New vendors (hyperscalers, specialized AI-RAN players, agentic platforms) disrupt legacy supplier models, while operating models evolve toward intent-driven, cloud-native, agent-orchestrated environments requiring cross-functional agility and new skills. Massive CAPEX uncertainty surrounds compute (GPUs, accelerators), high-bandwidth memory, power, and cooling—often in the hundreds of billions globally—amid unclear ROI timelines and risks like underutilization.
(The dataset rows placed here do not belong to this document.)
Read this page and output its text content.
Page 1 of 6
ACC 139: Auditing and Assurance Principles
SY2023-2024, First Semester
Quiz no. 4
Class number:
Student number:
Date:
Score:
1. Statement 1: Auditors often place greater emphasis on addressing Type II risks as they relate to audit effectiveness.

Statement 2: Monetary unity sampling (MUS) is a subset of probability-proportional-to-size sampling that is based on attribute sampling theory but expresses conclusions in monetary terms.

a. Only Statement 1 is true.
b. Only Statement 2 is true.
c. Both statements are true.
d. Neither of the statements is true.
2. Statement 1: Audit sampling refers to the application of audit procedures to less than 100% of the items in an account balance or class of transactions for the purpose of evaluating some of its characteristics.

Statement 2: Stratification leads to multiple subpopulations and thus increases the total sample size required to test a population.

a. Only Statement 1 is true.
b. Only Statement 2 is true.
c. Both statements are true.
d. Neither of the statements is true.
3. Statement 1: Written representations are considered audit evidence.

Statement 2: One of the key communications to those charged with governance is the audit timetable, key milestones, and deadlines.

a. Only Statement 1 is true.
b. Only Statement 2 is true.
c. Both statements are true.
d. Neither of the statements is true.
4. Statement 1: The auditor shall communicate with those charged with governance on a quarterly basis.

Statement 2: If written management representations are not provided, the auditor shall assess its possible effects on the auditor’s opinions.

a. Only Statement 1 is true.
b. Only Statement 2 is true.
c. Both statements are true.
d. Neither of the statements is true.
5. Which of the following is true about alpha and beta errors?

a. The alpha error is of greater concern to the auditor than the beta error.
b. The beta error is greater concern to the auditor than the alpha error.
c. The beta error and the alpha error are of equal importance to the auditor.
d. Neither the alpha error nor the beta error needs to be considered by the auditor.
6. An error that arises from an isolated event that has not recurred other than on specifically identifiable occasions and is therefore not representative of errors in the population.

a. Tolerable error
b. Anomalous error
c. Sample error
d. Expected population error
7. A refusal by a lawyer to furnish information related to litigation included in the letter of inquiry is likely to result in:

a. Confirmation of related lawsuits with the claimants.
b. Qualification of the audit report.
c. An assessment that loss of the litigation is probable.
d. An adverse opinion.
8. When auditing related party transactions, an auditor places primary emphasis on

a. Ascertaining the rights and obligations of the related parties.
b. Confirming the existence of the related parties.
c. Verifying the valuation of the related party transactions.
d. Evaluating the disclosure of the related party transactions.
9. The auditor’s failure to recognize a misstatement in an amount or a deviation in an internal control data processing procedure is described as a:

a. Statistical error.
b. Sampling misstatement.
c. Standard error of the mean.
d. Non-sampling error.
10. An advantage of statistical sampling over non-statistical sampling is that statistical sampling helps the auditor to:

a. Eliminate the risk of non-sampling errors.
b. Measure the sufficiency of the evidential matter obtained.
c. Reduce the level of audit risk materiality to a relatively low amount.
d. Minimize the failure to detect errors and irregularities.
AI excels at cost management through optimization, but revenue-generating services (e.g., enterprise AI platforms, GPUaaS, network APIs for AI workloads, personalized offerings) remain nascent for most operators. This imbalance—cost wins without broad revenue upside, vendor shifts, and compute investment risks—demands an AI strategy that starts with organization and operational models, not technology.

This underestimation risks turning AI from a greenfield opportunity into added complexity: persistent silos, agent sprawl, duplicated investments, and missed revenue potential. Proven cost optimizations are real, but without holistic transformation, operators may achieve efficiency gains while remaining commoditized pipes in an AI-driven world. Warning to operators: AI is not "plug-and-play." Underestimating its demands—starting with organization, leadership alignment, operating model redesign, and cultural renewal before heavy technology scaling—will lead to stalled initiatives, wasted CAPEX (especially on compute/infra), and competitive disadvantage. Frontrunners recognize AI as a radical reinvention requiring bold, enterprise-wide commitment; the rest risk being left behind as the intelligence generation unfolds.